Founded by long-time friends Kyle MacNevin and Kayley Reed—both of whom have lived or currently live with mental illness—Wear Your Label is a social mission–driven fashion business that produces positive, mental health–affirming apparel. Inscribed with messages like, “it’s okay to not be okay”, “self-care isn’t selfish”, and “sad but rad”, the Ts and tank-tops are meant to reduce the stigma of mental illness, while simultaneously prompting discussions related to mental health.
“The stories that we were sharing were so personal yet so powerful,” MacNevin says by phone, referring to a particularly candid heart-to-heart with Reed that led to Wear Your Label’s launch, “that we began to say, ‘There’s gotta be a better way to share these than just having conversation over conversation over conversation one-on-one with people.”
In less than two years, Wear Your Label has helped lessen the taboo nature of mental health through its stylish, Canadian-designed apparel, jewellery, and emerging home décor line. The company has even collaborated with a number of national and international organizations, such as the Canadian Mental Health Association and Royal Bank of Canada, to co-create products, bring awareness to the cause, and contribute to various mental health initiatives.
Wear Your Label’s latest partnership with Joe Fresh will see MacNevin and Reed bring their threads to Vancouver’s Joe Fresh on Granville Street this Thursday (May 19), which is one of three cross-Canada stops for the brand. From 6 to 8:30 p.m., guests can enjoy 25 percent off all Joe Fresh stock, and the first 200 customers will receive a special “Fresh Perspective” collaboration T or tank.
Fifty percent of all proceeds from that evening’s sales will benefit Jack.org, a long-time partner of Wear Your Label that stresses the importance of mental health—the everyday thoughts and feelings that we experience—for young people, in particular.
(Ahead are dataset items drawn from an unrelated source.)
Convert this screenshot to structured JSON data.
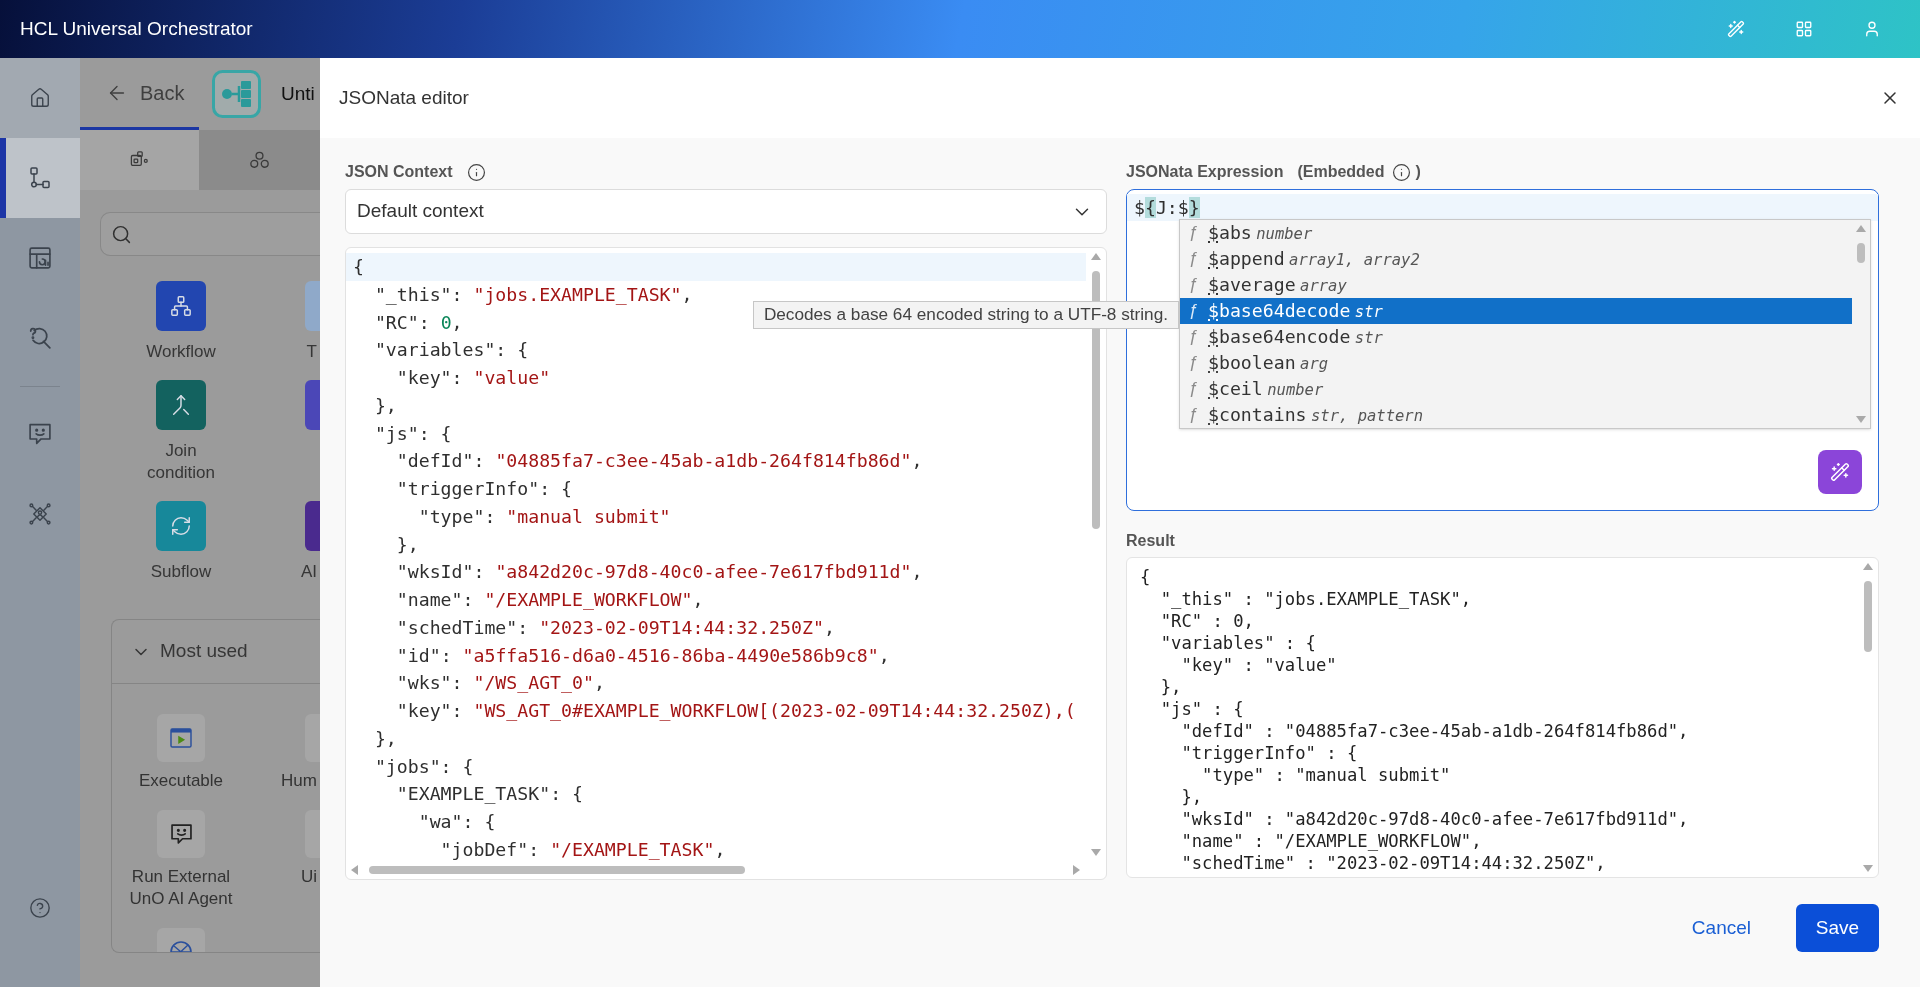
{
  "app_bar": {
    "title": "HCL Universal Orchestrator"
  },
  "nav_rail": {
    "items": [
      {
        "selected": false,
        "hovered": true
      },
      {
        "selected": true,
        "hovered": false
      },
      {
        "selected": false,
        "hovered": false
      },
      {
        "selected": false,
        "hovered": false
      },
      {
        "selected": false,
        "hovered": false
      },
      {
        "selected": false,
        "hovered": false
      }
    ]
  },
  "designer": {
    "back_label": "Back",
    "title": "Unti",
    "tabs": [
      {
        "selected": true
      },
      {
        "selected": false
      }
    ],
    "palette": [
      {
        "label": "Workflow",
        "color": "#2246b0"
      },
      {
        "label": "T",
        "color": "#8fa9c9"
      },
      {
        "label": "Join condition",
        "color": "#13625f"
      },
      {
        "color": "#4b47b7"
      },
      {
        "label": "Subflow",
        "color": "#17889a"
      },
      {
        "label": "AI",
        "color": "#4a2a8e"
      }
    ],
    "most_used": {
      "title": "Most used",
      "expanded": true,
      "items": [
        {
          "label": "Executable"
        },
        {
          "label": "Hum"
        },
        {
          "label": "Run External UnO AI Agent"
        },
        {
          "label": "Ui"
        }
      ]
    }
  },
  "dialog": {
    "title": "JSONata editor",
    "context": {
      "label": "JSON Context",
      "select_value": "Default context",
      "lines": [
        {
          "text": "{",
          "current": true
        },
        {
          "text": "  \"_this\": \"jobs.EXAMPLE_TASK\",",
          "current": false
        },
        {
          "text": "  \"RC\": 0,",
          "current": false
        },
        {
          "text": "  \"variables\": {",
          "current": false
        },
        {
          "text": "    \"key\": \"value\"",
          "current": false
        },
        {
          "text": "  },",
          "current": false
        },
        {
          "text": "  \"js\": {",
          "current": false
        },
        {
          "text": "    \"defId\": \"04885fa7-c3ee-45ab-a1db-264f814fb86d\",",
          "current": false
        },
        {
          "text": "    \"triggerInfo\": {",
          "current": false
        },
        {
          "text": "      \"type\": \"manual submit\"",
          "current": false
        },
        {
          "text": "    },",
          "current": false
        },
        {
          "text": "    \"wksId\": \"a842d20c-97d8-40c0-afee-7e617fbd911d\",",
          "current": false
        },
        {
          "text": "    \"name\": \"/EXAMPLE_WORKFLOW\",",
          "current": false
        },
        {
          "text": "    \"schedTime\": \"2023-02-09T14:44:32.250Z\",",
          "current": false
        },
        {
          "text": "    \"id\": \"a5ffa516-d6a0-4516-86ba-4490e586b9c8\",",
          "current": false
        },
        {
          "text": "    \"wks\": \"/WS_AGT_0\",",
          "current": false
        },
        {
          "text": "    \"key\": \"WS_AGT_0#EXAMPLE_WORKFLOW[(2023-02-09T14:44:32.250Z),(",
          "current": false
        },
        {
          "text": "  },",
          "current": false
        },
        {
          "text": "  \"jobs\": {",
          "current": false
        },
        {
          "text": "    \"EXAMPLE_TASK\": {",
          "current": false
        },
        {
          "text": "      \"wa\": {",
          "current": false
        },
        {
          "text": "        \"jobDef\": \"/EXAMPLE_TASK\",",
          "current": false
        }
      ]
    },
    "expression": {
      "label": "JSONata Expression",
      "note_open": "(Embedded",
      "note_close": ")",
      "value": "${J:$}",
      "current": true,
      "suggestions": [
        {
          "symbol": "ƒ",
          "name": "$abs",
          "params": "number",
          "selected": false
        },
        {
          "symbol": "ƒ",
          "name": "$append",
          "params": "array1, array2",
          "selected": false
        },
        {
          "symbol": "ƒ",
          "name": "$average",
          "params": "array",
          "selected": false
        },
        {
          "symbol": "ƒ",
          "name": "$base64decode",
          "params": "str",
          "selected": true
        },
        {
          "symbol": "ƒ",
          "name": "$base64encode",
          "params": "str",
          "selected": false
        },
        {
          "symbol": "ƒ",
          "name": "$boolean",
          "params": "arg",
          "selected": false
        },
        {
          "symbol": "ƒ",
          "name": "$ceil",
          "params": "number",
          "selected": false
        },
        {
          "symbol": "ƒ",
          "name": "$contains",
          "params": "str, pattern",
          "selected": false
        }
      ],
      "tooltip": "Decodes a base 64 encoded string to a UTF-8 string."
    },
    "result": {
      "label": "Result",
      "lines": [
        "{",
        "  \"_this\" : \"jobs.EXAMPLE_TASK\",",
        "  \"RC\" : 0,",
        "  \"variables\" : {",
        "    \"key\" : \"value\"",
        "  },",
        "  \"js\" : {",
        "    \"defId\" : \"04885fa7-c3ee-45ab-a1db-264f814fb86d\",",
        "    \"triggerInfo\" : {",
        "      \"type\" : \"manual submit\"",
        "    },",
        "    \"wksId\" : \"a842d20c-97d8-40c0-afee-7e617fbd911d\",",
        "    \"name\" : \"/EXAMPLE_WORKFLOW\",",
        "    \"schedTime\" : \"2023-02-09T14:44:32.250Z\","
      ]
    },
    "buttons": [
      {
        "label": "Cancel",
        "kind": "link"
      },
      {
        "label": "Save",
        "kind": "primary"
      }
    ]
  }
}
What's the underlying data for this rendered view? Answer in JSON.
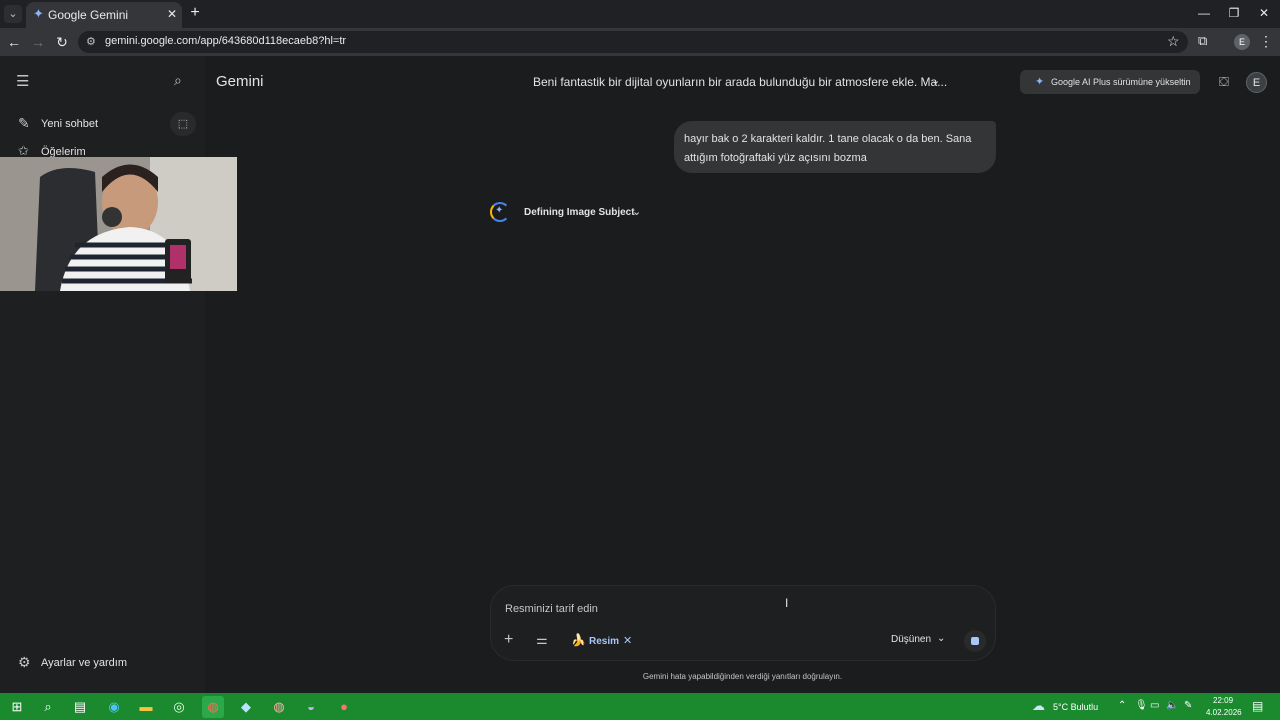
{
  "browser": {
    "tab_title": "Google Gemini",
    "url": "gemini.google.com/app/643680d118ecaeb8?hl=tr"
  },
  "sidebar": {
    "new_chat": "Yeni sohbet",
    "items": "Öğelerim",
    "settings": "Ayarlar ve yardım"
  },
  "header": {
    "app_title": "Gemini",
    "chat_title": "Beni fantastik bir dijital oyunların bir arada bulunduğu bir atmosfere ekle. Ma...",
    "upgrade_label": "Google AI Plus sürümüne yükseltin",
    "avatar_letter": "E"
  },
  "conversation": {
    "user_message": "hayır bak o 2 karakteri kaldır. 1 tane olacak o da ben. Sana attığım fotoğraftaki yüz açısını bozma",
    "thinking_label": "Defining Image Subject"
  },
  "composer": {
    "placeholder": "Resminizi tarif edin",
    "chip_label": "Resim",
    "mode_label": "Düşünen"
  },
  "footer": {
    "disclaimer": "Gemini hata yapabildiğinden verdiği yanıtları doğrulayın."
  },
  "taskbar": {
    "weather": "5°C  Bulutlu",
    "time": "22:09",
    "date": "4.02.2026"
  },
  "colors": {
    "background": "#1b1c1d",
    "sidebar": "#1e1f20",
    "taskbar": "#1b8a2f",
    "accent": "#a8c7fa"
  }
}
“We’ve really built our brand around the same values, so it’s really meaningful for us to be able to give back to them,” notes Reed.
Rocking a graphic T-shirt or tank-top may seem like a small step in the discourse surrounding mental health and illness, but as MacNevin notes, it’s an important gesture that gets people intrigued and talking.
“A shirt that says something like, ‘anxious but courageous’ creates a conversation. It makes people think, ‘How many people do walk around like that in a day? And how much of an impact can you have in your community?’ ” he says. “And what’s a better way to get that message out there than wearing it on your chest?”